Which makes it all the more curious that the granddaddy of the genre –Dracula was written by Bram Stoker not as a youthful exercise, but at the age of 50. It is a strangely wonderful book –still deeply unsettling, though we have come to know the story too well. Indeed, it was the films and the early stage adaptations which were to popularise the novel. The book was praised when first published in 1897, but its author died in poverty.
It has spawned not just progeny, but a whole industry. I did finish the best-selling Interview with the Vampire (the first of an endless series, published in 1976), a sort of Gothic Gone with the Wind. But I remember it without affection. I also became great friends at one point with Raymond McNally, a Boston professor who made a niche for himself lecturing about the real history of Vlad the Impaler and the fictional characters he inspired. We were staying in the same academic hostel and one of Raymond’s more endearing habits was to eat several cloves of garlic for breakfast, mashed with parsley. It was he who introduced me to Drakula İstanbul’da (1953), not a great film -but remarkable for being the first to feature the first film Dracula (Atıf Kaptan) to have fangs.
It is not just that vampires are libido with teeth. Part of the appeal is that it is a story constructed upon powerful architypes- many of them with foreign accents. Dracula is pure evil wrapped in aristocratic manners (and not the weird bug-like creature of Nosferatı). The vampire’s nemesis is the white-haired, saintly Van Helsing. There is Lucy who pays the price for her veiled promiscuity by becoming a vampire herself; Renfield whose service of depravity drives him mad; Mina saved by her virginal nature; and Jonathan Harker the young man trying to make his way in the world.
Better still, vampire fiction is like a really good game with a fixed set of rules. Vampires are allergic to crosses, holy water, wolfsbane- and they hate garlic. You cannot see their reflection in the mirror. On the plus side, they can turn themselves into bats. They can also mesmerise their victims. They live off blood (well, my vampire lived off “chi” obtained through acupuncture) and when they tire of their own company, they can create a circle of cronies with one bite.

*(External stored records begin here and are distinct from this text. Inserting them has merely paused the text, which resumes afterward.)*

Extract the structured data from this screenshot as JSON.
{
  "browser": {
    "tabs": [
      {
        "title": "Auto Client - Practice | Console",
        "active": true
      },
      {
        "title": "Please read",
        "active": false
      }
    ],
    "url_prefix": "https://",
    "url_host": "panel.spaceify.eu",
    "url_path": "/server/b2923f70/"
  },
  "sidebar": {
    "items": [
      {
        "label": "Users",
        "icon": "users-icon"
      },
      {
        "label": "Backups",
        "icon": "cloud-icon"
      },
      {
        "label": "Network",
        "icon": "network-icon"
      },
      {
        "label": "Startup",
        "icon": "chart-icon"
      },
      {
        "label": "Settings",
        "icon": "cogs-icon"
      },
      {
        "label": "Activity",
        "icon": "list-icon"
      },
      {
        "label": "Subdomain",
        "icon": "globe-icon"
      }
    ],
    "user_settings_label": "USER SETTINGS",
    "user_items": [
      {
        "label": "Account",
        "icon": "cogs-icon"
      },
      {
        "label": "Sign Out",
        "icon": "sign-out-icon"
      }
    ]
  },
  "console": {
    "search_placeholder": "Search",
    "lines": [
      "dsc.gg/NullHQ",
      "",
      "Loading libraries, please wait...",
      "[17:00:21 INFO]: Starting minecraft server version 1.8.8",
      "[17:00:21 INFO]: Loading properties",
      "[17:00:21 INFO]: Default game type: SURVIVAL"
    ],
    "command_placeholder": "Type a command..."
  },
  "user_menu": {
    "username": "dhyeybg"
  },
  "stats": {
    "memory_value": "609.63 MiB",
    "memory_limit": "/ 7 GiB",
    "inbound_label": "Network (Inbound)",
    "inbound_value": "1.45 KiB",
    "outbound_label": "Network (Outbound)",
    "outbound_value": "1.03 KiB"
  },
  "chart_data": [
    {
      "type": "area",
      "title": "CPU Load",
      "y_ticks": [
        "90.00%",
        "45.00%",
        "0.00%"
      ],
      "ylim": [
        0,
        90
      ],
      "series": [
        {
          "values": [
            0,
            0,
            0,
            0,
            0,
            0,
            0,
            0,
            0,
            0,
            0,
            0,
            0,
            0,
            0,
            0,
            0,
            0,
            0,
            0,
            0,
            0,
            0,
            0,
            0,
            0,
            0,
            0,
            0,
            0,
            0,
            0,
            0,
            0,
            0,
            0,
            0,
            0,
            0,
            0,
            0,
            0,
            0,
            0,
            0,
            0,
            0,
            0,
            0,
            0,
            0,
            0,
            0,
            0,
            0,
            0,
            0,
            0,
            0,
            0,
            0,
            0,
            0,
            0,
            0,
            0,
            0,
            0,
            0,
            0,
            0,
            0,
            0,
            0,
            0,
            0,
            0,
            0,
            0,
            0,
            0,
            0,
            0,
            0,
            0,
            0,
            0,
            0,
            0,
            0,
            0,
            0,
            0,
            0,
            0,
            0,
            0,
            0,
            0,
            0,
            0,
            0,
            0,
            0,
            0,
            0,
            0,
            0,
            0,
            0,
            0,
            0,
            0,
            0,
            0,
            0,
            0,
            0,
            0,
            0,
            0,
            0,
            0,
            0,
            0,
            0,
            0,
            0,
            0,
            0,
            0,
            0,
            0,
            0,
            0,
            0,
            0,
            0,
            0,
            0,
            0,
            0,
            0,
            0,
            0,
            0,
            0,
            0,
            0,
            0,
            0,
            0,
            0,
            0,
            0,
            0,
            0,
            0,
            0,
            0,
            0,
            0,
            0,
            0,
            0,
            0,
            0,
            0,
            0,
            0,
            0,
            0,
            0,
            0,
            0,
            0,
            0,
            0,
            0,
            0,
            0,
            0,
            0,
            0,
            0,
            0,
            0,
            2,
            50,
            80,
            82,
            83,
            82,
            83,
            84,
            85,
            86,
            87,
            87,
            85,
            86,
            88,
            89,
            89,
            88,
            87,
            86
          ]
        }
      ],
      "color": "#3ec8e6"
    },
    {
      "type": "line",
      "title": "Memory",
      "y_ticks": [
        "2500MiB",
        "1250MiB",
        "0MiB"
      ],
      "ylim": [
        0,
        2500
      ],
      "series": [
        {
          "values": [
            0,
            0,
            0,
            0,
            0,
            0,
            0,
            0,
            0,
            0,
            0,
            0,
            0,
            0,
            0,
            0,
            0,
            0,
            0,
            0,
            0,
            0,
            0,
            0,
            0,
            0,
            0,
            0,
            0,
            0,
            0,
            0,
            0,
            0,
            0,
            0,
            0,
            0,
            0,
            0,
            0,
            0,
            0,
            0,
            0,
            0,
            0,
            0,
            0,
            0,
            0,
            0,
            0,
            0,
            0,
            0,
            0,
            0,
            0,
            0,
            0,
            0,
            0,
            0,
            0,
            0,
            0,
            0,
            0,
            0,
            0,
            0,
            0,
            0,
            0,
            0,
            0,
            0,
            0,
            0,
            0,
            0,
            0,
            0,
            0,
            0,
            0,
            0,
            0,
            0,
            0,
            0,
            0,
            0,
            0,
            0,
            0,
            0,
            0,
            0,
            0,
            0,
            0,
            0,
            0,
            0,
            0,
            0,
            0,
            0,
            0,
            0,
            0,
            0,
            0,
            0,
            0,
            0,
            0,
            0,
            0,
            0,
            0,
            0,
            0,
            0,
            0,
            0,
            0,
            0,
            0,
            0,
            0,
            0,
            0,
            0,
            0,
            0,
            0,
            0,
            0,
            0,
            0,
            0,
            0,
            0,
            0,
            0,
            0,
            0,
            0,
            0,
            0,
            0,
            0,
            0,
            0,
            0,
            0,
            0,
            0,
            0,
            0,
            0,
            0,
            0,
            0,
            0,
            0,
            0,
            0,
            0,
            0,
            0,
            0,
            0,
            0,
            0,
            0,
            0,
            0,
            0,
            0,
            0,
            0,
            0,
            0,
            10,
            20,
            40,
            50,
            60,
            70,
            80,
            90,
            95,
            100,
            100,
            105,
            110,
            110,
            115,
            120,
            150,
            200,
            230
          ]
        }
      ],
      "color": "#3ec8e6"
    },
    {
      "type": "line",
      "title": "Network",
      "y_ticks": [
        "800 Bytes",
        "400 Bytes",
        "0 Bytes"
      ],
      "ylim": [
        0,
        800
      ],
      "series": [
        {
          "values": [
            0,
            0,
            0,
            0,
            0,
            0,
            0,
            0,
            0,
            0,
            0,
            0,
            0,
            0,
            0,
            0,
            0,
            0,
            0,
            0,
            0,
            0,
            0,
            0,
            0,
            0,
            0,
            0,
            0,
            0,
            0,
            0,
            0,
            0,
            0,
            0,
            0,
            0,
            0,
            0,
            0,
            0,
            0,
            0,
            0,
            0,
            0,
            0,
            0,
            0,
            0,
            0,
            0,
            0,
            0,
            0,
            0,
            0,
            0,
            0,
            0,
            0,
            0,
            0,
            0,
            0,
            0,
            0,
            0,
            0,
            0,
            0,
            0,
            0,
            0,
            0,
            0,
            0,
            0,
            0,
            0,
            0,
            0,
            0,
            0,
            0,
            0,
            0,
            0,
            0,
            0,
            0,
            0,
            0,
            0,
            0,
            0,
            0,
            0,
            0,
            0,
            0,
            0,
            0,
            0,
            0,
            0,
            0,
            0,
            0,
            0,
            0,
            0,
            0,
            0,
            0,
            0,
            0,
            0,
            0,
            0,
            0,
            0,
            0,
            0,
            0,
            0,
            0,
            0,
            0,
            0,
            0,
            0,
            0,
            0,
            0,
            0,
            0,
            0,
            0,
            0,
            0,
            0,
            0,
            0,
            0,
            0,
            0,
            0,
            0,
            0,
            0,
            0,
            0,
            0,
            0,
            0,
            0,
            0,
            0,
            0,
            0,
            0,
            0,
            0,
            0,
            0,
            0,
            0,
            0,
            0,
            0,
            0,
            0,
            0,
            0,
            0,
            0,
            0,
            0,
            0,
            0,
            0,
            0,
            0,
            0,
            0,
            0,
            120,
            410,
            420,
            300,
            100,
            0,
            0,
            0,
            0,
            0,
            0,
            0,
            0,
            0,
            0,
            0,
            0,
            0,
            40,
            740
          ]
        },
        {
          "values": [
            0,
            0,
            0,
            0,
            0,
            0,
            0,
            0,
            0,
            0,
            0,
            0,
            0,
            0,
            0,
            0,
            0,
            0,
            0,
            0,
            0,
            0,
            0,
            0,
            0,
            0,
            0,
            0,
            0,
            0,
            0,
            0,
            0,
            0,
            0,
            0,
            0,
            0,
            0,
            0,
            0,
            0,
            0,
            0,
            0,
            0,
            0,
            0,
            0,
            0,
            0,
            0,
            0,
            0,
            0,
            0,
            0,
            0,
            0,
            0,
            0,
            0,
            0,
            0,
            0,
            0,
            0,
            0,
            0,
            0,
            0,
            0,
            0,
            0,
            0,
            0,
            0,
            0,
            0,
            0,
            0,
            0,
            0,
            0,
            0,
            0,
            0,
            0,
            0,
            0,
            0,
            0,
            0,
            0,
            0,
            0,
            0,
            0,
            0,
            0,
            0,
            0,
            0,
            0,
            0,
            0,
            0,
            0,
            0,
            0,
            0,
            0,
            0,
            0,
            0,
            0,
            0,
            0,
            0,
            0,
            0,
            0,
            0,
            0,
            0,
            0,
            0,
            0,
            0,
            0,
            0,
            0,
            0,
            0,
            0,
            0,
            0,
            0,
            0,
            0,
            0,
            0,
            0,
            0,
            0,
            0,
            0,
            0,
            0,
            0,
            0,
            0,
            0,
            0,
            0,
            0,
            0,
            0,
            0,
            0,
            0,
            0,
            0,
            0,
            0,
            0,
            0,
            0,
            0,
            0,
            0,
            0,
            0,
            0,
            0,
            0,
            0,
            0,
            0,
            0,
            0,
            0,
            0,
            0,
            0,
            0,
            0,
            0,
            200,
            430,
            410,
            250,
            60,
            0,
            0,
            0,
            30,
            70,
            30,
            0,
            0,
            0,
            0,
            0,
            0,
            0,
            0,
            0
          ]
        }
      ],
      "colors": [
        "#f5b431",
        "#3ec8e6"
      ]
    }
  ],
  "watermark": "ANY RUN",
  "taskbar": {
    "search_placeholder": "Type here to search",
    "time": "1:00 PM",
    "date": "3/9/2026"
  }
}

Daylight will kill them, and so too will a stake through the heart. Yet, left to their own devices, they never, ever die.
These are cards which you can shuffle into a hundred plots. Most of the post-Stoker stories conclude with the vampire’s dream of eternal life coming to a sudden end– even though there is always a sequel in which they somehow rise again. But it is only in fiction that immortality is an option and perhaps that is why as one grows older, vampire stories recover their power to scare.